En effet, les écarts d’expérience ont conduit à des baisses marquées des inscriptions, en particulier pour les étudiants défavorisés, pour qui l’environnement domestique ou l’accès à Internet sont plus susceptibles de présenter un défi. Les nouvelles données du recensement suggèrent que les étudiants des ménages gagnant moins de 75 000 $ par année étaient presque deux fois plus susceptibles de renoncer au collège cette année que ceux qui gagnaient plus. Les changements dans les inscriptions ont également été marqués selon des critères raciaux, les étudiants noirs de premier cycle ayant été les plus susceptibles de voir une baisse des inscriptions pour l’été 2020. Les collèges communautaires, qui servent généralement des étudiants de couleur ou de milieux à faible revenu, détenaient donc la plus grande part des inscriptions chutent à l’automne 2020, les inscriptions d’étudiants pour la première fois dans le secteur public de deux ans ayant chuté de près de 23%.

Pour aggraver ces problèmes, les personnes qui abandonnent sont peu susceptibles de se réinscrire. De 2013 à 2018, parmi un groupe de 29 millions d’étudiants observés, 87% des décrocheurs n’ont pas réussi à se réinscrire au cours de la période d’observation.

Conclusion

Les collèges ont dû faire face à des compromis difficiles lorsqu’ils ont décidé si et comment ouvrir leurs portes physiques aux étudiants cette année.
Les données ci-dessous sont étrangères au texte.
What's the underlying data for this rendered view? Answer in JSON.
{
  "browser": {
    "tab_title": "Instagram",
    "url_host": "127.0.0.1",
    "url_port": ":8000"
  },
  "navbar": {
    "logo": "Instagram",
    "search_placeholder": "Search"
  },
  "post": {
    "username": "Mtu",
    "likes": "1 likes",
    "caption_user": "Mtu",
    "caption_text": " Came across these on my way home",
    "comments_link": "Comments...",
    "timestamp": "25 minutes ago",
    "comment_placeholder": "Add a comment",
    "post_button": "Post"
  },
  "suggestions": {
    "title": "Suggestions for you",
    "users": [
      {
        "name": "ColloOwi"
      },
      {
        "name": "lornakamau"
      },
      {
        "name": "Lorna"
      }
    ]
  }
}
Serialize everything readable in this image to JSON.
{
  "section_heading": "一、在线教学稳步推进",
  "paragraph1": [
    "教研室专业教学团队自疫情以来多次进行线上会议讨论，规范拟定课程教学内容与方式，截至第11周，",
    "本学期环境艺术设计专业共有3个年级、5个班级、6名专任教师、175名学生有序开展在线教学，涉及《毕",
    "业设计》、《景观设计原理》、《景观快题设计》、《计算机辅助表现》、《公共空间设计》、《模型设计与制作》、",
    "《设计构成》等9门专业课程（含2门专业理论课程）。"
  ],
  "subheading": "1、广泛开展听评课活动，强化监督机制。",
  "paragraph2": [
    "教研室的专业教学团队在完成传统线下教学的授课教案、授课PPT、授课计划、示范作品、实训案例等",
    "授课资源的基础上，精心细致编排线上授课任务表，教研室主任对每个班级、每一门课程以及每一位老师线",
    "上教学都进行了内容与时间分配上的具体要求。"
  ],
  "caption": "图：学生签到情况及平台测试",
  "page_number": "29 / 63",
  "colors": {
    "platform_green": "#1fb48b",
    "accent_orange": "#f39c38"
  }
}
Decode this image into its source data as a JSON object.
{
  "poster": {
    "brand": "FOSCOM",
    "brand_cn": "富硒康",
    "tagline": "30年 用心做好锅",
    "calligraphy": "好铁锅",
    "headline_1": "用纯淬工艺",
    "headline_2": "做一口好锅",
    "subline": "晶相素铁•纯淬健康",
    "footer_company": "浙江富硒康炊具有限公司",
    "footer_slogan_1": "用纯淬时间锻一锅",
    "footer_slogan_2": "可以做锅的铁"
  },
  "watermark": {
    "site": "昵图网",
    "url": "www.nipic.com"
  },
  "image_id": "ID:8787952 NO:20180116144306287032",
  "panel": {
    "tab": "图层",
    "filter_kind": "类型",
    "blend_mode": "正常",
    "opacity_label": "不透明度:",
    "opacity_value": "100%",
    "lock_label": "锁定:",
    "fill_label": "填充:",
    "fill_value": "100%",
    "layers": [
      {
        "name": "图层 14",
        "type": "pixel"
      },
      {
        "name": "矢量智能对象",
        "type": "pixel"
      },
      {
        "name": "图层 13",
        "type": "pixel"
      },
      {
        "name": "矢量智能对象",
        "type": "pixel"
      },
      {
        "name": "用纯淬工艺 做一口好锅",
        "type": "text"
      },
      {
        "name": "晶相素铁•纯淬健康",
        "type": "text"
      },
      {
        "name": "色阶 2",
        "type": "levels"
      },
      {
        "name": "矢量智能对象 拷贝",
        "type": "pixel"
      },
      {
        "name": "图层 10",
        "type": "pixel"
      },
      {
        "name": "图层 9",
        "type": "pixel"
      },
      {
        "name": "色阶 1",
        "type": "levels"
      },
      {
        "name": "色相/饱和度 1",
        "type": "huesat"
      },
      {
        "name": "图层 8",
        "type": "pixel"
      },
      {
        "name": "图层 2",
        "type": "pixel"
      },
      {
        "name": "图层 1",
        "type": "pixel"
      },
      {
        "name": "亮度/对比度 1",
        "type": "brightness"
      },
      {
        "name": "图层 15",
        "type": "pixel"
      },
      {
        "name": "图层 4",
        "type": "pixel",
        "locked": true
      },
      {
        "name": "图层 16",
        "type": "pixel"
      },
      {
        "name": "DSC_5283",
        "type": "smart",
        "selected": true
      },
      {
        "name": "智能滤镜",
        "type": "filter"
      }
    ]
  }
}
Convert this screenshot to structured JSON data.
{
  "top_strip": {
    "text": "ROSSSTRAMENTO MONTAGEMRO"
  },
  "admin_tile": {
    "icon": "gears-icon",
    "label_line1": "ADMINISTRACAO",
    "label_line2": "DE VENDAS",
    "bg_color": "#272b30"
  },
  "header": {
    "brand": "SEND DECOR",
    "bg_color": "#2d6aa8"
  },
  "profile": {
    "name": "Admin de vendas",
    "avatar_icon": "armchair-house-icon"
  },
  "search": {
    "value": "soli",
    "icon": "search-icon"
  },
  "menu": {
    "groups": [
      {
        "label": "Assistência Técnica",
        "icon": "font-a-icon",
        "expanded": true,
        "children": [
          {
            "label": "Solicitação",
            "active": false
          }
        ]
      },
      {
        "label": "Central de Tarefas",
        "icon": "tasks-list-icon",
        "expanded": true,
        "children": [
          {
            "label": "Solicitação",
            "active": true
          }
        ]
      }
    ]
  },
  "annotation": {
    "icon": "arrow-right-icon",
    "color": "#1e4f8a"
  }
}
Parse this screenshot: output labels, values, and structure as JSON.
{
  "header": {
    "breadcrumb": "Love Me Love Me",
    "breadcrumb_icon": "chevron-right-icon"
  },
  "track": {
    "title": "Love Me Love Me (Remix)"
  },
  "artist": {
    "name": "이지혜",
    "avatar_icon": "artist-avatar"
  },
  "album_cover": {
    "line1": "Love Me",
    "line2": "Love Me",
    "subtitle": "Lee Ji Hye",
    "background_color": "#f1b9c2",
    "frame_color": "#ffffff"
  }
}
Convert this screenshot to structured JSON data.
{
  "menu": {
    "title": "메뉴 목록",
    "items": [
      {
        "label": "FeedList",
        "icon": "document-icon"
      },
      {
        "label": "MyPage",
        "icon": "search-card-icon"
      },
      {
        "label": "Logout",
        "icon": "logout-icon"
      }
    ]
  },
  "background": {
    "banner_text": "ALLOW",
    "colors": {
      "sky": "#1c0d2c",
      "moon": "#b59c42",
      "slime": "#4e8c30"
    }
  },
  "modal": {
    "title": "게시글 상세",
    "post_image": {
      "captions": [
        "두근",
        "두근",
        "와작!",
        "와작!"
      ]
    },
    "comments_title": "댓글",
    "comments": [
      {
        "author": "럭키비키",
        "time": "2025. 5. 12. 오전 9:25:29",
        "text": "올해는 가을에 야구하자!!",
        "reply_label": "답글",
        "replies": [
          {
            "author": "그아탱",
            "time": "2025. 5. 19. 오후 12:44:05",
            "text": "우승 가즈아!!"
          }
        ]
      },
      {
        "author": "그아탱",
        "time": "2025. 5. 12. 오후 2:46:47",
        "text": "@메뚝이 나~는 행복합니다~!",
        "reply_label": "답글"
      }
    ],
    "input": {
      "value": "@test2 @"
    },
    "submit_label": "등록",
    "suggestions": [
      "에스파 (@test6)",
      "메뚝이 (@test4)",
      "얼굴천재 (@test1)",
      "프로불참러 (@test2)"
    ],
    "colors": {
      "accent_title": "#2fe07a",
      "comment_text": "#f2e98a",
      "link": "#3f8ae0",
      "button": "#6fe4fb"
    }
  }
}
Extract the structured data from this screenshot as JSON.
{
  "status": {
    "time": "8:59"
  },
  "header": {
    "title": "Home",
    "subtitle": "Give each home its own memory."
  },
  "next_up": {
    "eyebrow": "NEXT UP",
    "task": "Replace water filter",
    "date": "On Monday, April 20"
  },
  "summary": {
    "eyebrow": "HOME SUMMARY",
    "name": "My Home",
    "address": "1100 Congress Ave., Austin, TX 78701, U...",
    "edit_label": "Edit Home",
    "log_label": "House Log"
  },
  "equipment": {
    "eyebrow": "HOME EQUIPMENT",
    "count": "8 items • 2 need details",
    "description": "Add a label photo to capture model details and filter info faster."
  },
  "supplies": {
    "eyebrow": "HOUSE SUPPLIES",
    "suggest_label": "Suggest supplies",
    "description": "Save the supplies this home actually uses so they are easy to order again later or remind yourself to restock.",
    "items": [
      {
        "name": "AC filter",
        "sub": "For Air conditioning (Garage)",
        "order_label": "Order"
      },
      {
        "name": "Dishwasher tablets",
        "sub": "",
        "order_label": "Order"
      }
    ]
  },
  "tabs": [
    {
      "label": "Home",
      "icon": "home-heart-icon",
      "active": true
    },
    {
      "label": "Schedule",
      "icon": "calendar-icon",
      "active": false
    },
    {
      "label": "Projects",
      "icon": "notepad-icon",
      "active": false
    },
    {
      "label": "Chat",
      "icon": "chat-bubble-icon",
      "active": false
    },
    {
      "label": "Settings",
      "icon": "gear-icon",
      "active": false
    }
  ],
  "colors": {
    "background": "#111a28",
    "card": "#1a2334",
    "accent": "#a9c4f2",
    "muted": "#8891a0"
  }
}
Si la tenue de cours en personne peut affecter la santé et la sécurité des étudiants, il est important de noter les conséquences de la tenue de cours en ligne pour ceux qui sont généralement sous-représentés dans les établissements d’enseignement supérieur.

Alors que les retombées de la pandémie continuent de se dérouler, les établissements d’enseignement doivent tenir compte des impacts généraux de l’apprentissage en ligne sur la rétention, les possibilités d’apprentissage et la réussite des élèves. Ils font face à des décisions difficiles pour le semestre à venir et devraient choisir des solutions politiques qui protègent et soutiennent les étudiants les plus vulnérables sur le plan académique.

Les inégalités économiques persistent aux États-Unis, en particulier selon des critères raciaux. Un diplôme d’études collégiales est un moyen important pour les jeunes adultes à faible revenu d’améliorer leurs revenus à vie. Tout compte fait, le plus grand bilan de la pandémie sera la perturbation de la mobilité ascendante de la cohorte actuelle d’étudiants à faible revenu.